Treatment of Parkinson’s disease (PD) is based on the use of dopaminergic drugs, such as L-Dopa and dopamine receptor agonists. These substances counteract motor symptoms, but their administration is accompanied by motor and non-motor complications. Among these latter conditions a neurobehavioral disorder similar to drug abuse, known as dopamine dysregulation syndrome (DDS), is attracting increasing interest because of its profound negative impact on the patients’ quality of life. Here we replicate DDS in a PD mouse model based on a bilateral injection of 6-hydroxydopamine (6-OHDA) into the dorsal striatum. Administration of L-Dopa induced locomotor sensitization and conditioned place preference in 6-OHDA lesion, but not in control mice, indicative of the acquisition of addictive-like properties following nigrostriatal dopamine depletion. These behavioral effects were accompanied by abnormal dopamine D1 receptor (D1R) signaling in the medium spiny neurons of the dorsal striatum, leading to hyperactivation of multiple signaling cascades and increased expression of ΔFosB, a stable transcription factor involved in addictive behavior. Systemic administration of the D1R antagonist, SCH23390, abolished these effects and the development of place preference, thereby counteracting the psychostimulant-like effect of L-Dopa. The rewarding properties of L-Dopa were also prevented by chemogenetic inactivation of D1R-expressing neurons in the dorsal striatum. Our results indicate the association between abnormal D1R-mediated transmission and DDS in PD and identify potential approaches for the treatment of this disorder.

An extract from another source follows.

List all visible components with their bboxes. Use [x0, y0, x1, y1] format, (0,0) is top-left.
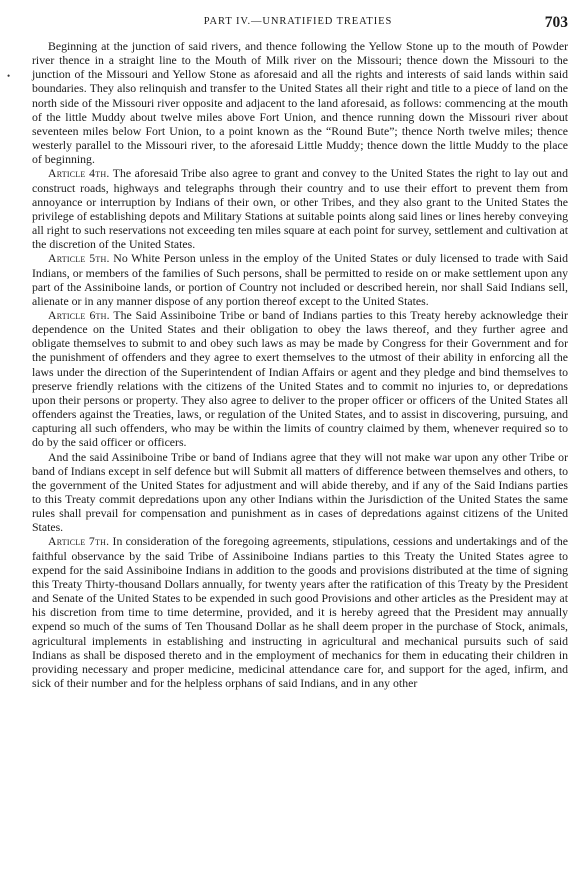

帕金森病 (PD) 的治疗基于使用多巴胺能药物，例如左旋多巴和多巴胺受体激动剂。这些物质可以抵消运动症状，但服用它们会伴有运动和非运动并发症。在后一种情况中，一种类似于药物滥用的神经行为障碍，称为多巴胺失调综合征（DDS），因其对患者生活质量的深远负面影响而引起越来越多的关注。在这里，我们通过向背侧纹状体双侧注射 6-羟基多巴胺 (6-OHDA) 在 PD 小鼠模型中复制 DDS。给予左旋多巴可在 6-OHDA 损伤中诱导运动敏化和条件性位置偏好，但在对照小鼠中则不然，这表明黑质纹状体多巴胺耗竭后获得了类似成瘾的特性。这些行为效应伴随着背侧纹状体中型多棘神经元中异常的多巴胺 D1 受体 (D1R) 信号传导，导致多个信号级联的过度激活和 ΔFosB（一种参与成瘾行为的稳定转录因子）的表达增加。全身给予 D1R 拮抗剂 SCH23390，消除了这些作用和位置偏好的发展，从而抵消了左旋多巴的精神兴奋剂样作用。背侧纹状体中表达 D1R 的神经元的化学遗传学失活也阻止了左旋多巴的有益特性。我们的结果表明异常 D1R 介导的传播与 PD 中的 DDS 之间存在关联，并确定了治疗这种疾病的潜在方法。